Evaluation of multi-well microelectrode arrays for neurotoxicity screening using a chemical training set

Microelectrode array (MEA) approaches have been proposed as a tool for detecting functional changes in electrically excitable cells, including neurons, exposed to drugs, chemicals or particles. However, conventional single well-MEA systems lack the throughput necessary for screening large numbers of uncharacterized compounds. Recently, multi-well MEA (mwMEA) formats have become available to address the need for increased throughput. The current experiments examined the effects of a training set of 30 chemicals on spontaneous activity in networks of cortical neurons grown on mwMEA plates. Each plate contained 12 wells with 64 microelectrodes/well, for a total of 768 channels.
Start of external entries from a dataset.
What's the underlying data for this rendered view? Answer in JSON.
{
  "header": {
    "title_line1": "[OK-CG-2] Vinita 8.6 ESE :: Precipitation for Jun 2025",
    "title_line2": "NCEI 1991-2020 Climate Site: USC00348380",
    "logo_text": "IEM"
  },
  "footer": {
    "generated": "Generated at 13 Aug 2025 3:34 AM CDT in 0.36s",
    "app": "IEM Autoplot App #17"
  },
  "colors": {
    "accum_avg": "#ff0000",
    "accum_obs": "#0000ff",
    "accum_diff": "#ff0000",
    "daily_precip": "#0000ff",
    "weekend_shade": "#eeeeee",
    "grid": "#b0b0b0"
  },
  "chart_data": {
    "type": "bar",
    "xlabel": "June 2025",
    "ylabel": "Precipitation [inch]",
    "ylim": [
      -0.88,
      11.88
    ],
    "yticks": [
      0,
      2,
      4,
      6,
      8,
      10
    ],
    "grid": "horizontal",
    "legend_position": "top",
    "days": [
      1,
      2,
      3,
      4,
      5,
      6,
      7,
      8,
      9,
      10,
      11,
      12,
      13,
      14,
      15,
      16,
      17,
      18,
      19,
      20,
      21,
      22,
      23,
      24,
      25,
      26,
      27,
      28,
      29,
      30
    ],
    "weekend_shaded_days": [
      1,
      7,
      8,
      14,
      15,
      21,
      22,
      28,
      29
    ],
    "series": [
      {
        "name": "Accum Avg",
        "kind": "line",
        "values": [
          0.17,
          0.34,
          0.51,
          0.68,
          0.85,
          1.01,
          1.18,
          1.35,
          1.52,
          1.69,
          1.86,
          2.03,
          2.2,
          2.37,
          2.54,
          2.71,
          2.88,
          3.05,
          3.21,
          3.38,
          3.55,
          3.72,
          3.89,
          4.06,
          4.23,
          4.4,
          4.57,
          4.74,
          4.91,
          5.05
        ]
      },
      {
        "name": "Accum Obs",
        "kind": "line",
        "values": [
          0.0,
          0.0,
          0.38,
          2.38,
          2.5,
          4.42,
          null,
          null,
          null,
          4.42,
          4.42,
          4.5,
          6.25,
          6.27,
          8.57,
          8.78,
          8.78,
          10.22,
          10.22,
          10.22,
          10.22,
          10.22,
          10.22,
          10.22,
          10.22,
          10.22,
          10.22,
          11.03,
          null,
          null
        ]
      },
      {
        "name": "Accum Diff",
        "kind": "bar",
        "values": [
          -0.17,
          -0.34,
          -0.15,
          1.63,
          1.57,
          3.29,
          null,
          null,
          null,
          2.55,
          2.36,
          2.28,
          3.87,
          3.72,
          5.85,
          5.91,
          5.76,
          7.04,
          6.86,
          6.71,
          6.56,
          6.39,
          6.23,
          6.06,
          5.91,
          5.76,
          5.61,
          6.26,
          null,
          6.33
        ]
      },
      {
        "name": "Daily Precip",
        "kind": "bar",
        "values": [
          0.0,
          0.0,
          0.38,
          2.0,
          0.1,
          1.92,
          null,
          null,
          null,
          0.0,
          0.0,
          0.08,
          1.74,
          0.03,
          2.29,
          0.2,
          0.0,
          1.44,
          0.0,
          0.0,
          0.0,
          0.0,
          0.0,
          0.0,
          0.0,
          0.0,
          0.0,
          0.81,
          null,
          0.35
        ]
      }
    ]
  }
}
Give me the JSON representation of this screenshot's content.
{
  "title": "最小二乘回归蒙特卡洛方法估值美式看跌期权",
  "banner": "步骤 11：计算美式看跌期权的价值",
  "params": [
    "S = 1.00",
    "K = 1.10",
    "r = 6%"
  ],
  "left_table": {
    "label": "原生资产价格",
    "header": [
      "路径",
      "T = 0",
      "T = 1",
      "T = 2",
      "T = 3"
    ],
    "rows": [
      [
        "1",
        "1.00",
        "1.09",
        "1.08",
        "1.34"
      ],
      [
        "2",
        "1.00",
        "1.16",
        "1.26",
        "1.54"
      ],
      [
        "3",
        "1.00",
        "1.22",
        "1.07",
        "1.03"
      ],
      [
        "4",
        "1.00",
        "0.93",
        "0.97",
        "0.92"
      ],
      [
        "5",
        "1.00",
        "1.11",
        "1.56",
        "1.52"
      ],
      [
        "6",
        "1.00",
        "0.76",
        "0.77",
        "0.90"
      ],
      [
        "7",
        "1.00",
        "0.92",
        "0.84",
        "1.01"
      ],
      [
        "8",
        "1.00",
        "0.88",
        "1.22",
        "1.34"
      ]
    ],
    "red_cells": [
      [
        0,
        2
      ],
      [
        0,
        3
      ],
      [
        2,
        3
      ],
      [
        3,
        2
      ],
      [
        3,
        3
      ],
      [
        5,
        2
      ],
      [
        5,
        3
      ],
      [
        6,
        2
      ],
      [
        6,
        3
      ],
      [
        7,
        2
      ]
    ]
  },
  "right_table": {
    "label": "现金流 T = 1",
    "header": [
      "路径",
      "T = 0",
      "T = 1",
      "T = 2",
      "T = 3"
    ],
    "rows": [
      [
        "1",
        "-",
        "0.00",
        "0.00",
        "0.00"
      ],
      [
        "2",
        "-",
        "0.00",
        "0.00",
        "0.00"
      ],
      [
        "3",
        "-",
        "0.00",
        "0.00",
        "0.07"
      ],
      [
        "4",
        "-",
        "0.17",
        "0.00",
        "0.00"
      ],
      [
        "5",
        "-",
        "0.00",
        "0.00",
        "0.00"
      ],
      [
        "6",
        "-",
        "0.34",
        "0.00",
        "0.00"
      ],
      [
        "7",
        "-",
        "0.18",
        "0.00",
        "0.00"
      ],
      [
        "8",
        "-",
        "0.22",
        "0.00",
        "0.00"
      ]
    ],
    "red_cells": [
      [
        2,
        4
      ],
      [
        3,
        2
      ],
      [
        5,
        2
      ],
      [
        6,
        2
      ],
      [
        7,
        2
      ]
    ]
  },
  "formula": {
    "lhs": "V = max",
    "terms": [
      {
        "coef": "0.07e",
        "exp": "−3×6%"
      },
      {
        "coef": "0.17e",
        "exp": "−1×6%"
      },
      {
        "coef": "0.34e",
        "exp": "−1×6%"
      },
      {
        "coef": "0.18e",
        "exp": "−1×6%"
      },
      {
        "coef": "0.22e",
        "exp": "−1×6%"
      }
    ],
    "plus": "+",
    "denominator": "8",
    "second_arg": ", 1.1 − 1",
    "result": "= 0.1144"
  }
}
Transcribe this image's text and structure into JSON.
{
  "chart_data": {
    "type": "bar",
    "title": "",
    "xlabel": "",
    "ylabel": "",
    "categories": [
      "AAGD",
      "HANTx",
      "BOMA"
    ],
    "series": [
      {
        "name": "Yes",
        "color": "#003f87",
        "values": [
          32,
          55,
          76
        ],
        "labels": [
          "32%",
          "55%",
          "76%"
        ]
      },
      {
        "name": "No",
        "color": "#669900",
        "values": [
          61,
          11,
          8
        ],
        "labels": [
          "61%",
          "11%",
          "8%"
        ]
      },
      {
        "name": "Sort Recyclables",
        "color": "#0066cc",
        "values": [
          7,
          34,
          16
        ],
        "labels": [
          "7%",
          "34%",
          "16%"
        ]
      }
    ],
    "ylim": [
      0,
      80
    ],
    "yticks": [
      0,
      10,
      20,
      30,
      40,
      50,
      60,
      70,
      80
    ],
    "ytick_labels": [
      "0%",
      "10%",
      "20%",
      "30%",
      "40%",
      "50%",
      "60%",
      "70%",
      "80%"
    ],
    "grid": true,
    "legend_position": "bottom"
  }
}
Of the 30 chemicals evaluated, 23 were known to alter neuronal function in vivo (positives), including 6 GABAergic and 3 glutamatergic antagonists/agonists, 4 pyrethroids, 3 metals, 2 cholinesterase inhibitors, 2 nicotinic acetylcholine receptor agonists, valproic acid, verapamil, and fluoxetine. Seven compounds expected to have no effect on neuronal function were tested as negatives (glyphosate, acetaminophen, salicylic acid, paraquat, saccharin, D-sorbitol and amoxicillin). Following collection of 33 min of baseline activity, chemical effects (50 mu M or highest soluble concentration) were recorded for 33 min. Twenty of the positives altered the mean network spike rate by more than the 14% threshold (two standard deviations from the mean for DMSO control). The three positives without effect were bifenthrin, nicotine and imidacloprid. None of the negative compounds caused a change in activity beyond the threshold. Based on these results, the mwMEA assay has both high sensitivity (87% identification of positive compounds) and specificity (100% identification of negative compounds). These experiments demonstrate the capacity of mwMEAs to screen compounds for neurotoxic effects mediated by a broad variety of mechanisms. Published by Elsevier Inc.